As for Miller...he's an amazing example of a creator who seems to just lose his talent. His work on Daredevil and Batman was amazing. Then he either started believing his own hype or just stopped caring, and both his art and writing have become black holes of suck ever since.

[identity profile] screamsheet.wordpress.com 2011-05-11 04:49 pm (UTC)(link)
Wasn't Morrison the guy who had Bruce reach out and offer to adopt Tim as a son? If not, I'm assigning credit to the wrong writer.

There have also been some nice moments with Bruce and the Bat-family lately, although again I might have mistaken the writer.

[identity profile] screamsheet.wordpress.com 2011-05-11 05:42 pm (UTC)(link)
Darn. That means I have to give credit to the Cry for Justice guy.

[identity profile] screamsheet.wordpress.com 2011-05-11 09:07 pm (UTC)(link)
Huh. I glossed over the story when it came out. Was disappointed to see Harvey go bad so quickly, but happy to see the Batman and Tim interactions. I was planning on snagging it in trade but never did. Now it looks like I'm lucky to have skipped it.

I keep hearing that Robinson is a good writer, and maybe reading his Starman will change my mind, but I have yet to see solid evidence.

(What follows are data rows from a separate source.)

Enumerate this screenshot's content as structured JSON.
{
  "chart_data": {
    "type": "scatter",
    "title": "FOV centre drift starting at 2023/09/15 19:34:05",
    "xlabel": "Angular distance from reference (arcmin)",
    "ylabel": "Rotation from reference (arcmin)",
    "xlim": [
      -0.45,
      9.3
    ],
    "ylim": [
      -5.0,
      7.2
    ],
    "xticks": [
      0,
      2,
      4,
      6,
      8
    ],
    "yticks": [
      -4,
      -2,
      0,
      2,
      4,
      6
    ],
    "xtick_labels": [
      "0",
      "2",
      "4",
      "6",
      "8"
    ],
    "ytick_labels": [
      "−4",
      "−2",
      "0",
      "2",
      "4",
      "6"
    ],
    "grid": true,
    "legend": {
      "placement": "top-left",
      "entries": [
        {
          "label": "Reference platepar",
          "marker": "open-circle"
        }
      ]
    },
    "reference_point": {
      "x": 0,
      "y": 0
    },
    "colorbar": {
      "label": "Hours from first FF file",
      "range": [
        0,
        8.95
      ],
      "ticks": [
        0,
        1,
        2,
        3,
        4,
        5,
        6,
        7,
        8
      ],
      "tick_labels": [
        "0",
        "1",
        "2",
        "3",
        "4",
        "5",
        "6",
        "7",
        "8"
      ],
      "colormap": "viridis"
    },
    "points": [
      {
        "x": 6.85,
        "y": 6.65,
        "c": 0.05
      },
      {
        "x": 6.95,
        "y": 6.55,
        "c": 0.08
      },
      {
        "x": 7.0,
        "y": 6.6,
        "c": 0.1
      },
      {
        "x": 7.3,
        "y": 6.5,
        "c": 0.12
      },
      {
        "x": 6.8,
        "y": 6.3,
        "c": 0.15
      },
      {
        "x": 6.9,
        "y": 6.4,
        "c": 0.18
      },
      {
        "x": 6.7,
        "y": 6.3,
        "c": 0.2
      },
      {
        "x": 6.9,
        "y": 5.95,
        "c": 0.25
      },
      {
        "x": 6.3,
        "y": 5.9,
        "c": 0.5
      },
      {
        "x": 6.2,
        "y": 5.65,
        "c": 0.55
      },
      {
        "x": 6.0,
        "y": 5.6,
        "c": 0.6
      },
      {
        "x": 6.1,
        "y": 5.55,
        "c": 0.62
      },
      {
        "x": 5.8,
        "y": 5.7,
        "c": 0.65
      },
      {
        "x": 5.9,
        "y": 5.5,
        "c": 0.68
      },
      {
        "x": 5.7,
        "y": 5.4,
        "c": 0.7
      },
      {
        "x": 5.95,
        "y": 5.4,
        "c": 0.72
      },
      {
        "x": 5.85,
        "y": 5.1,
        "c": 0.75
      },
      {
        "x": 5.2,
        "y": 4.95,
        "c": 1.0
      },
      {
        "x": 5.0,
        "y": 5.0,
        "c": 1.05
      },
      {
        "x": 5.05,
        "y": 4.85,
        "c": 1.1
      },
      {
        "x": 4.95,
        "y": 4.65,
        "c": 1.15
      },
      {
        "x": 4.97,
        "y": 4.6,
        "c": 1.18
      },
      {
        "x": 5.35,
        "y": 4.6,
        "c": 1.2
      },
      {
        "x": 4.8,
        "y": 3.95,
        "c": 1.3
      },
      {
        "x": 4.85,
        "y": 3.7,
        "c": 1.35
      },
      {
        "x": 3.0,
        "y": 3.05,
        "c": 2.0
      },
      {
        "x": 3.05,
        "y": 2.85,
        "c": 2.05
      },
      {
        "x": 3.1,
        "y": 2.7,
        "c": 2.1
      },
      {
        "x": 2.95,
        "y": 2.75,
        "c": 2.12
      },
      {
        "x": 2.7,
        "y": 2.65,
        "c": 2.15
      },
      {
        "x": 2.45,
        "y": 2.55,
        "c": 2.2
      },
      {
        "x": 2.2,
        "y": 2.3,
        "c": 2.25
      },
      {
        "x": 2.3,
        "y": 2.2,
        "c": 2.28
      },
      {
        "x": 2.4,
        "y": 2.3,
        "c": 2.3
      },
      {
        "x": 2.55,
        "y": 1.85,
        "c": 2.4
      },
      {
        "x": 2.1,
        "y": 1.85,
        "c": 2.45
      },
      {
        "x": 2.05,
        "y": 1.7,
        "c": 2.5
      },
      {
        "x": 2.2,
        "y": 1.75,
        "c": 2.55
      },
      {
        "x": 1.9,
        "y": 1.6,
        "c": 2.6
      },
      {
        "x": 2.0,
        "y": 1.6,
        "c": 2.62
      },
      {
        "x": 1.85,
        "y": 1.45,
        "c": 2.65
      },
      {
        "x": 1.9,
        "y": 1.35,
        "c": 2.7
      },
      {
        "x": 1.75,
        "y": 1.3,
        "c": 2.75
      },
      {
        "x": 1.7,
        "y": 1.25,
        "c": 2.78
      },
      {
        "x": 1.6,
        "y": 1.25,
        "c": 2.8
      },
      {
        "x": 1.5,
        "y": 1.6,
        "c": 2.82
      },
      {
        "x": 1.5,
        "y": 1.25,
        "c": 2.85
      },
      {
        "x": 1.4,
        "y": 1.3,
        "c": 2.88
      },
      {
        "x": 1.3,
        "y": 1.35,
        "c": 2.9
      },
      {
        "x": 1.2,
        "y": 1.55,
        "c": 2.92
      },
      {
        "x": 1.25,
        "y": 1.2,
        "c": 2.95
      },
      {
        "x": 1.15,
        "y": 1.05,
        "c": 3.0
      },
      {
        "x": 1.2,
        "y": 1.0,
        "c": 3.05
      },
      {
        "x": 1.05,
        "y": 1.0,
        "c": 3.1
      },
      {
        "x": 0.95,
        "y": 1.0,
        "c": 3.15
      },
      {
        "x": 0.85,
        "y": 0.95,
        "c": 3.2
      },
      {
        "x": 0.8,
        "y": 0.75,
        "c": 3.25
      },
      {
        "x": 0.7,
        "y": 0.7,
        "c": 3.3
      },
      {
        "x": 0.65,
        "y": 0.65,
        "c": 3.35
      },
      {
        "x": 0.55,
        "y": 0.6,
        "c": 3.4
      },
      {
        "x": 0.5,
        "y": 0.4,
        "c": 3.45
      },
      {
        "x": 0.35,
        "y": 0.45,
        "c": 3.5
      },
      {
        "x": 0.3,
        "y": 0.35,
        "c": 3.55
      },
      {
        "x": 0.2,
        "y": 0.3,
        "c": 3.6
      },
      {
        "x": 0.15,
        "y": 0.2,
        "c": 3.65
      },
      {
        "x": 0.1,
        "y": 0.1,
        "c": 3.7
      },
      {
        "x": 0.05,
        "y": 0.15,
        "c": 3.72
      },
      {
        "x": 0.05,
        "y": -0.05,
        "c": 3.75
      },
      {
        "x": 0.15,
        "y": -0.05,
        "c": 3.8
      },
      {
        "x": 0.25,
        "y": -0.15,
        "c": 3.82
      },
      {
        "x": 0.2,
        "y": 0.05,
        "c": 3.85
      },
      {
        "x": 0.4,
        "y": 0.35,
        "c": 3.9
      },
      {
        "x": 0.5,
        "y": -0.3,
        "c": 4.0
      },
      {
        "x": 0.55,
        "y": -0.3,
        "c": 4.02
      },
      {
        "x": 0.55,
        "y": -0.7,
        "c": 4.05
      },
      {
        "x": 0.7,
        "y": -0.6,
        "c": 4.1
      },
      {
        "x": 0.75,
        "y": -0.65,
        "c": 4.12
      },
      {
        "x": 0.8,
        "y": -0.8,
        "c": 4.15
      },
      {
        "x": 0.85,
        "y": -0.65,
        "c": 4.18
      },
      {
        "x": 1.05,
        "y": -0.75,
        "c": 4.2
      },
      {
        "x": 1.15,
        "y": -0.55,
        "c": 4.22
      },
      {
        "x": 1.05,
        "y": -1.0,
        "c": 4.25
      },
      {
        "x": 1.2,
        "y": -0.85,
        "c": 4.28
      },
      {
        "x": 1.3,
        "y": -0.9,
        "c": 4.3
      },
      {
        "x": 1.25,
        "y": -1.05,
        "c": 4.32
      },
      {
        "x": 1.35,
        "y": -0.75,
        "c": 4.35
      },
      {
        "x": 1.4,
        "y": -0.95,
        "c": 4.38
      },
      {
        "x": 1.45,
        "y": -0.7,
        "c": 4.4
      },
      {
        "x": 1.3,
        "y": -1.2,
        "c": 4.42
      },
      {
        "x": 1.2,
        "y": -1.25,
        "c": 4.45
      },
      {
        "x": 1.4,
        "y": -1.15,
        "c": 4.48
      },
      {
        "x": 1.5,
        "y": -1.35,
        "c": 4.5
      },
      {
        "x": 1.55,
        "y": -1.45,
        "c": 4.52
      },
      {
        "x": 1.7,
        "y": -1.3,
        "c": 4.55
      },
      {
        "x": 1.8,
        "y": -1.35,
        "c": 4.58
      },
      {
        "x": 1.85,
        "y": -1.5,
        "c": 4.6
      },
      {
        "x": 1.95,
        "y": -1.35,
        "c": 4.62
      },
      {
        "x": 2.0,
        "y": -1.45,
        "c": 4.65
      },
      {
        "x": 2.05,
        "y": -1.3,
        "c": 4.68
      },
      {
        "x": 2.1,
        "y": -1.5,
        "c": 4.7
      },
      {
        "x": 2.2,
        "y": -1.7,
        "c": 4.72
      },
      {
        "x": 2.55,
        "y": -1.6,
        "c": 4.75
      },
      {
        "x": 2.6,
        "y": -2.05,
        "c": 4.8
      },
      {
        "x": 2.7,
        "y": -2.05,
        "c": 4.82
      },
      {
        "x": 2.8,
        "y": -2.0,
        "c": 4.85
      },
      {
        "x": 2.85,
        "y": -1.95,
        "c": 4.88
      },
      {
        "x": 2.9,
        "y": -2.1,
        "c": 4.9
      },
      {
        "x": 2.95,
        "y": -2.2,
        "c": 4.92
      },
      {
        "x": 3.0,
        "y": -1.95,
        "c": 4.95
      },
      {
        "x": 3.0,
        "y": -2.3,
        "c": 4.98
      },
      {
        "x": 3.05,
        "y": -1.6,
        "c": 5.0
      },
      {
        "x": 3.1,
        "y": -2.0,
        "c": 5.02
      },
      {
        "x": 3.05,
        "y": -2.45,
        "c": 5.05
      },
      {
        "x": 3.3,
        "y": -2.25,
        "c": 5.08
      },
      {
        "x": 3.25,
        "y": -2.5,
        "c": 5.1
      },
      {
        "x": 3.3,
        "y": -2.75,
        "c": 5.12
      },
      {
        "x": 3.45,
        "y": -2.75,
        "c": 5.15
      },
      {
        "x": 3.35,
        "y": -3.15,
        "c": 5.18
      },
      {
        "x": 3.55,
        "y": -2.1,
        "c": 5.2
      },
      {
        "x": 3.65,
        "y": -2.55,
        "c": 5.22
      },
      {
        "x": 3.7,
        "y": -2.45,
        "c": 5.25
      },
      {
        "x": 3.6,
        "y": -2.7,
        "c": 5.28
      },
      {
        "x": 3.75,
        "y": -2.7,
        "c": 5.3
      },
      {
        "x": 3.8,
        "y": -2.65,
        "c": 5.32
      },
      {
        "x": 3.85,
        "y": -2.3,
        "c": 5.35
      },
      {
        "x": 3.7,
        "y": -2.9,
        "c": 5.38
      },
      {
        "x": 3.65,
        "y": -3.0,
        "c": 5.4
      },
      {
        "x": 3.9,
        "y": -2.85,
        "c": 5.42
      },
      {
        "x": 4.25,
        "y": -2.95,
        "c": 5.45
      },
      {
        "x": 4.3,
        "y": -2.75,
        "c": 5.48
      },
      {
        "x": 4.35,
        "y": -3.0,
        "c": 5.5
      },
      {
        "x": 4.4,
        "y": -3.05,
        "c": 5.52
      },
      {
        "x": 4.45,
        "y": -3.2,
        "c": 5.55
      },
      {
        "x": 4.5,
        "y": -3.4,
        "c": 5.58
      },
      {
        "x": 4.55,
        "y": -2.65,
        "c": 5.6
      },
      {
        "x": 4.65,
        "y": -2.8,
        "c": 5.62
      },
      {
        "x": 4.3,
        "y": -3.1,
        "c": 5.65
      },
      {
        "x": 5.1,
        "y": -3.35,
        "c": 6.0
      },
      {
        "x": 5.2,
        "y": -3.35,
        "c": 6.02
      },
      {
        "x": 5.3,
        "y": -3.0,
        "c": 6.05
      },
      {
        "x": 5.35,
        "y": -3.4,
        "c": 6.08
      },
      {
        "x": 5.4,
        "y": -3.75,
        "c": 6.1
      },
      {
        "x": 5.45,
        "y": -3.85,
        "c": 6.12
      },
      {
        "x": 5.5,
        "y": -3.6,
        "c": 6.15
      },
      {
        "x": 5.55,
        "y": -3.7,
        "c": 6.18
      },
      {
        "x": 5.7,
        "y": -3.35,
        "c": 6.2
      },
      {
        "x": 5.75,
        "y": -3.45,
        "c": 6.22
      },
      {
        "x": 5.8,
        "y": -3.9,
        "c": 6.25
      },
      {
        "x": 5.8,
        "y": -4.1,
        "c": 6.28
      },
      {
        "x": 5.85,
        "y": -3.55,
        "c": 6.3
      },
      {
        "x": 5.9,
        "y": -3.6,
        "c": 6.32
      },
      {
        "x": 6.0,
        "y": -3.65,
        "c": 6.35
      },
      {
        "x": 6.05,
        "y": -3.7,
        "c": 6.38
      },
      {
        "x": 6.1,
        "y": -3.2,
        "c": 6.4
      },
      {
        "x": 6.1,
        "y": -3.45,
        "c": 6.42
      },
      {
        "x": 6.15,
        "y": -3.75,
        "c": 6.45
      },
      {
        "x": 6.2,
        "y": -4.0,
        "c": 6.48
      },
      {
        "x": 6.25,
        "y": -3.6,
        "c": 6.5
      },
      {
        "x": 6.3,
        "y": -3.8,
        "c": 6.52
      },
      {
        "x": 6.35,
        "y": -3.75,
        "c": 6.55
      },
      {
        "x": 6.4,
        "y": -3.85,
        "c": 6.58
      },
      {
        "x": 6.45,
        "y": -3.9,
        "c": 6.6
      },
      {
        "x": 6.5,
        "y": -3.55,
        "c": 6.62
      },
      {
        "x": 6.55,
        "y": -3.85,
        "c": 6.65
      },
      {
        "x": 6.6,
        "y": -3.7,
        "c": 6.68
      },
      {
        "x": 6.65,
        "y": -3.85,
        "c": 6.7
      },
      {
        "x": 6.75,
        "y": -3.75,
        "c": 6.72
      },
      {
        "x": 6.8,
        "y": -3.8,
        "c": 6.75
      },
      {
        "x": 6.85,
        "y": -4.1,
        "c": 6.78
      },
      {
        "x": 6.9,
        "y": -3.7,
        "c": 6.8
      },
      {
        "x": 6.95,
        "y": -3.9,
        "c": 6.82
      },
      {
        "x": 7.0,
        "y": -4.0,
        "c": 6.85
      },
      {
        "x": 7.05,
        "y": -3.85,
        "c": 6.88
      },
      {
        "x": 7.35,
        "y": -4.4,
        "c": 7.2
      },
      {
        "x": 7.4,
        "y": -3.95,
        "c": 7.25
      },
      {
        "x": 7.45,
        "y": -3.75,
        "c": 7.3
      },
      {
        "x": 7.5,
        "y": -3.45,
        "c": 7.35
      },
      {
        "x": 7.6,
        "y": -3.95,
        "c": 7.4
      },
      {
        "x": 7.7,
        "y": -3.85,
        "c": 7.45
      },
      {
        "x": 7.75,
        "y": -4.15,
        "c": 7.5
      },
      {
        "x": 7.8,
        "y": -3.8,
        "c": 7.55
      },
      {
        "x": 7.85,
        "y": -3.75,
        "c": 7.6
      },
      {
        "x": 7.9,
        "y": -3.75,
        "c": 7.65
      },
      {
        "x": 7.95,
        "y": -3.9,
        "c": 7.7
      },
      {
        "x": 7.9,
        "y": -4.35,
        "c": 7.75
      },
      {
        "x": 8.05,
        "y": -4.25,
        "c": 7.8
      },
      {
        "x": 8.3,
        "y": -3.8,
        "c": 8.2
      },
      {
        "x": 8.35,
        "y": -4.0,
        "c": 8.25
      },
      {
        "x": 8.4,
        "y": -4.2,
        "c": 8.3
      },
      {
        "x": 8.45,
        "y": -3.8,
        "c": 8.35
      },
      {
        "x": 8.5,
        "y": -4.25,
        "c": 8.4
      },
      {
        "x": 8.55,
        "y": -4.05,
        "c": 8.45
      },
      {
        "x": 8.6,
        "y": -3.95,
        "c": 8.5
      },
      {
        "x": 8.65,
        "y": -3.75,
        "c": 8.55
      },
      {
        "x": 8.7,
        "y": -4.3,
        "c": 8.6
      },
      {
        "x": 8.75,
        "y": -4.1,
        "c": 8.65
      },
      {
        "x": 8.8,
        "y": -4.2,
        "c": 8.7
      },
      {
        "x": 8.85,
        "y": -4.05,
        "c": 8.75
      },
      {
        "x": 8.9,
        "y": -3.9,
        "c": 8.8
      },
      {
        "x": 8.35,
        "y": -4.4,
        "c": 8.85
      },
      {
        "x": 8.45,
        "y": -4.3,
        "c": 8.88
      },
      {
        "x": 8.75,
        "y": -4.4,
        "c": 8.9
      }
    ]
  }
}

[personal profile] ebailey140 2011-05-11 05:35 pm (UTC)(link)
He has? From everything I've read, Bruce has been written less as a human being and more of an unstoppable and untouchable Bat-God, as he's quite literally been called. He's no longer the asshole of Miller's TDKR onward, but I don't think he's any closer to humanity. Morrison seems to prefer writing him as a walking ideal, not a person.

The Batman Rule is just DC's version of Marvel's Cap Rule, which states that no matter who you are, if Steve Rogers has enough time, he'll find a way to beat you.

There are a lot of parallels between Bruce and Steve, and have been for decades.

[personal profile] ebailey140 2011-05-11 05:50 pm (UTC)(link)
As for Miller...he's an amazing example of a creator who seems to just lose his talent. His work on Daredevil and Batman was amazing. Then he either started believing his own hype or just stopped caring, and both his art and writing have become black holes of suck ever since.

I blame Sin City. Everything being so over the top in that fit the setting and story. It worked, there. Unfortunately, it seems he got stuck in that mode when doing anything else.